Joyce DiDonato

Who Is The Best Opera Singer?

Opera and theatrical drama are drawn smaller audiences than it once did years ago. However, opera can be a beautiful experience, there is nothing quite the raw power of the skilled human voice filling an entire room, communicating drama and romance.

It is taking an incredibly well-trained voice to sing opera, but the musicians on this list have mastered the craft.

They are coming from a variety of backgrounds and time periods, but the effect they had on the world of music and opera is incredible.

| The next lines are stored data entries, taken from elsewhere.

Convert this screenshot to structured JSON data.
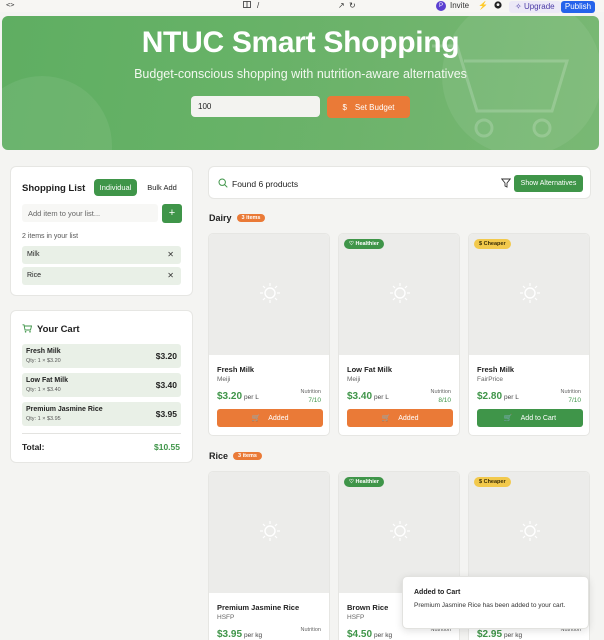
{
  "topbar": {
    "code_icon": "code-brackets-icon",
    "path": "/",
    "avatar_letter": "P",
    "invite": "Invite",
    "upgrade": "Upgrade",
    "publish": "Publish"
  },
  "hero": {
    "title": "NTUC Smart Shopping",
    "subtitle": "Budget-conscious shopping with nutrition-aware alternatives",
    "budget_value": "100",
    "set_budget_label": "Set Budget",
    "budget_icon": "$"
  },
  "shopping_list": {
    "title": "Shopping List",
    "mode_individual": "Individual",
    "mode_bulk": "Bulk Add",
    "add_placeholder": "Add item to your list...",
    "add_button": "+",
    "count_text": "2 items in your list",
    "items": [
      {
        "label": "Milk"
      },
      {
        "label": "Rice"
      }
    ]
  },
  "cart": {
    "title": "Your Cart",
    "items": [
      {
        "name": "Fresh Milk",
        "qty": "Qty: 1 × $3.20",
        "price": "$3.20"
      },
      {
        "name": "Low Fat Milk",
        "qty": "Qty: 1 × $3.40",
        "price": "$3.40"
      },
      {
        "name": "Premium Jasmine Rice",
        "qty": "Qty: 1 × $3.95",
        "price": "$3.95"
      }
    ],
    "total_label": "Total:",
    "total_value": "$10.55"
  },
  "search": {
    "found_text": "Found 6 products",
    "alternatives_label": "Show Alternatives"
  },
  "categories": [
    {
      "name": "Dairy",
      "badge": "3 items",
      "products": [
        {
          "name": "Fresh Milk",
          "brand": "Meiji",
          "price": "$3.20",
          "unit": "per L",
          "nutrition_label": "Nutrition",
          "nutrition": "7/10",
          "tag": "",
          "action": "Added"
        },
        {
          "name": "Low Fat Milk",
          "brand": "Meiji",
          "price": "$3.40",
          "unit": "per L",
          "nutrition_label": "Nutrition",
          "nutrition": "8/10",
          "tag": "Healthier",
          "action": "Added"
        },
        {
          "name": "Fresh Milk",
          "brand": "FairPrice",
          "price": "$2.80",
          "unit": "per L",
          "nutrition_label": "Nutrition",
          "nutrition": "7/10",
          "tag": "Cheaper",
          "action": "Add to Cart"
        }
      ]
    },
    {
      "name": "Rice",
      "badge": "3 items",
      "products": [
        {
          "name": "Premium Jasmine Rice",
          "brand": "HSFP",
          "price": "$3.95",
          "unit": "per kg",
          "nutrition_label": "Nutrition",
          "tag": ""
        },
        {
          "name": "Brown Rice",
          "brand": "HSFP",
          "price": "$4.50",
          "unit": "per kg",
          "nutrition_label": "Nutrition",
          "tag": "Healthier"
        },
        {
          "name": "",
          "brand": "",
          "price": "$2.95",
          "unit": "per kg",
          "nutrition_label": "Nutrition",
          "tag": "Cheaper"
        }
      ]
    }
  ],
  "toast": {
    "title": "Added to Cart",
    "body": "Premium Jasmine Rice has been added to your cart."
  },
  "colors": {
    "brand_green": "#3f9549",
    "accent_orange": "#ea7a37",
    "cheaper_yellow": "#f2c94c"
  }
}
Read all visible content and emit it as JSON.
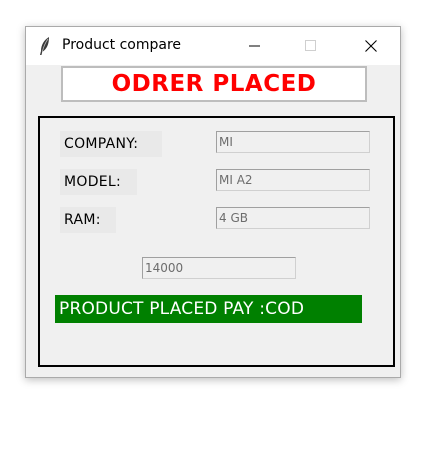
{
  "window": {
    "title": "Product compare",
    "icon": "feather-icon",
    "controls": {
      "minimize": "minimize-icon",
      "maximize": "maximize-icon",
      "close": "close-icon"
    }
  },
  "header": {
    "text": "ODRER PLACED",
    "color": "#ff0000"
  },
  "fields": [
    {
      "label": "COMPANY:",
      "value": "MI"
    },
    {
      "label": "MODEL:",
      "value": "MI A2"
    },
    {
      "label": "RAM:",
      "value": "4 GB"
    }
  ],
  "price": {
    "value": "14000"
  },
  "status": {
    "text": "PRODUCT PLACED PAY :COD",
    "background": "#008000",
    "color": "#ffffff"
  }
}
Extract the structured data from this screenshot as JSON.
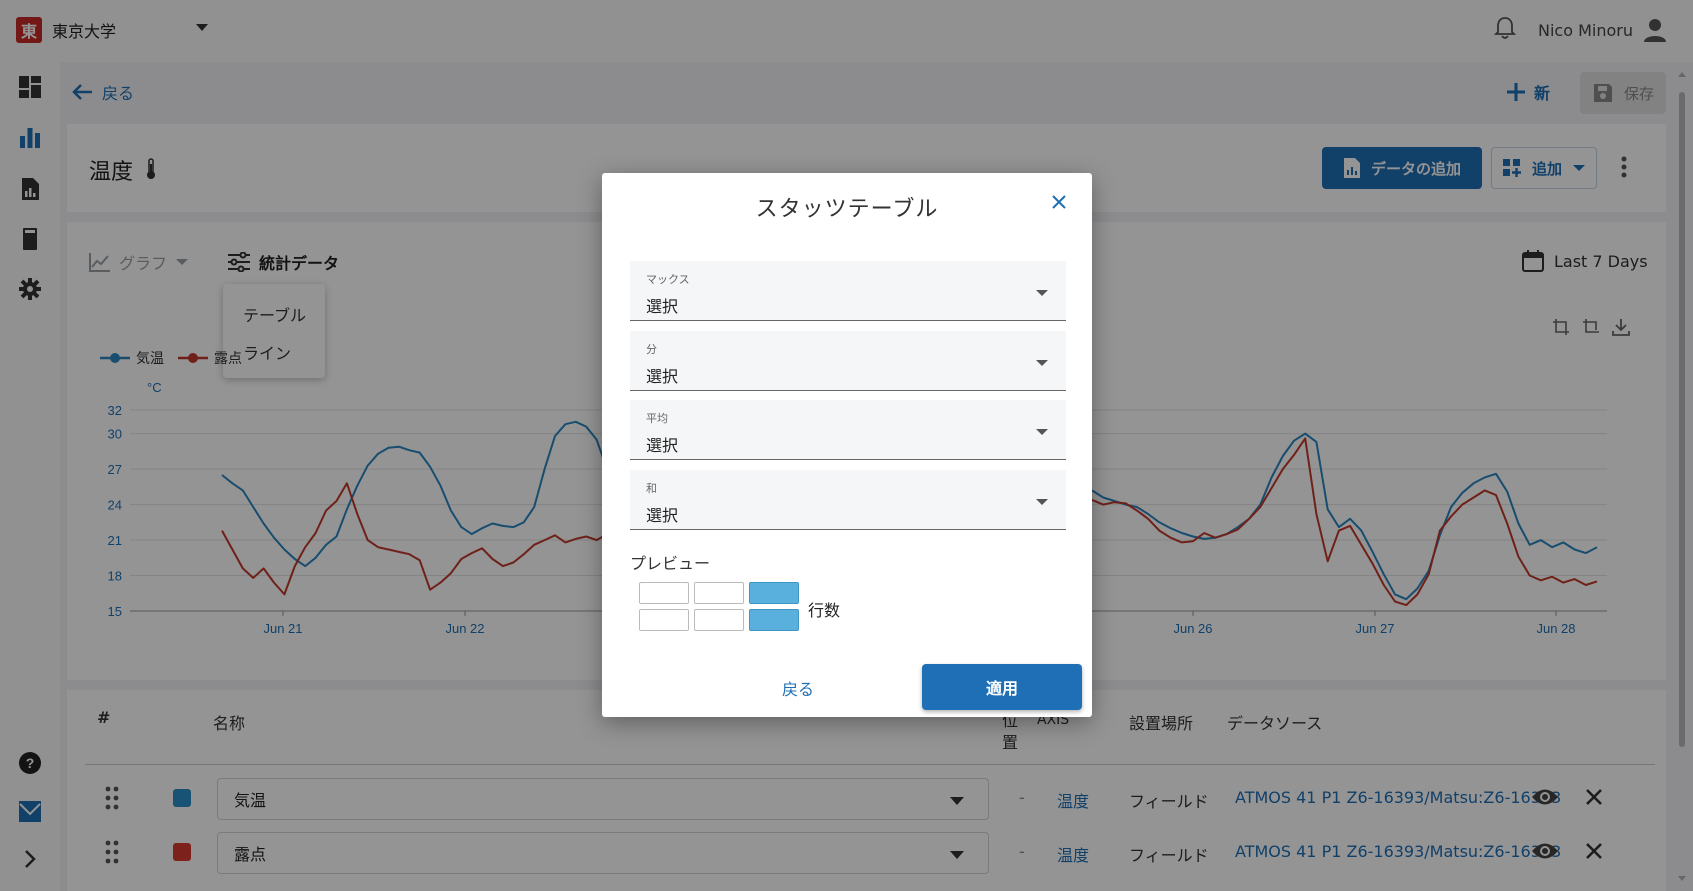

The greatest opera singers are a finely-tuned, highly skilled musician who has a unique, powerful voice, and can deliver a breathtaking live performance. There are some most famous opera singers the following:

Natalie Dessay

Natalie Dessay is an odd creature, a coloratura soprano who has become as famous for her dramatic acuity as for her high-flying pyrotechnics, imbuing some of the repertoire’s frilliest showcases with depth even their composers probably didn’t envisage.

Natalie Dessay

She’s prone to inflammatory statements about the primacy of theatre over mere vocal decoration risky statements, perhaps, but Dessay has the virtuosic, if occasionally idiosyncratic, talent to back them up.

Anna Netrebko

Anna Netrebko has two pivotal strengths like an extremely thrilling sound and a mysterious allure that makes it impossible to look away when she is performing on stage.

Netrebko, who regularly turns up on the pages of Vogue and Vanity Fair, rose to fame in style? It was a triumphant Salzburg Festival debut in 2002 as Donna Anna in Mozart’s Don Giovanni.

Cecilia Bartoli

If Cecilia Bartoli didn’t exist, it’s unlikely anybody would have dreamt her up. Eccentric, fearless and exceptionally passionate, she occupies a unique position in the operatic scene. She is the best opera singer better known for her esoteric recordings than her stage performances.

Elina Garanca

Elina is also the masculine side in the trouser roles, singing Romeo. This year has been spent mainly in a victory lap of solo recitals around Europe after the release of her last album Bel Canto.

But later in 2010, she reprises Carmen at New York’s Metropolitan Opera. She can switch from the vocal calisthenics of Romeo to the gushings of Carmen without pausing for air.

Joyce DiDonato

It is charming about American mezzo Joyce DiDonato. In a performance of Il Barbiere di Siviglia at Covent Garden in 2008, DiDonato slipped onstage and broke her right fibula.

Rather than call a lawyer to sue the Royal Opera, she finished the first act hobbling. For act two, DiDonato donned a pair of crutches.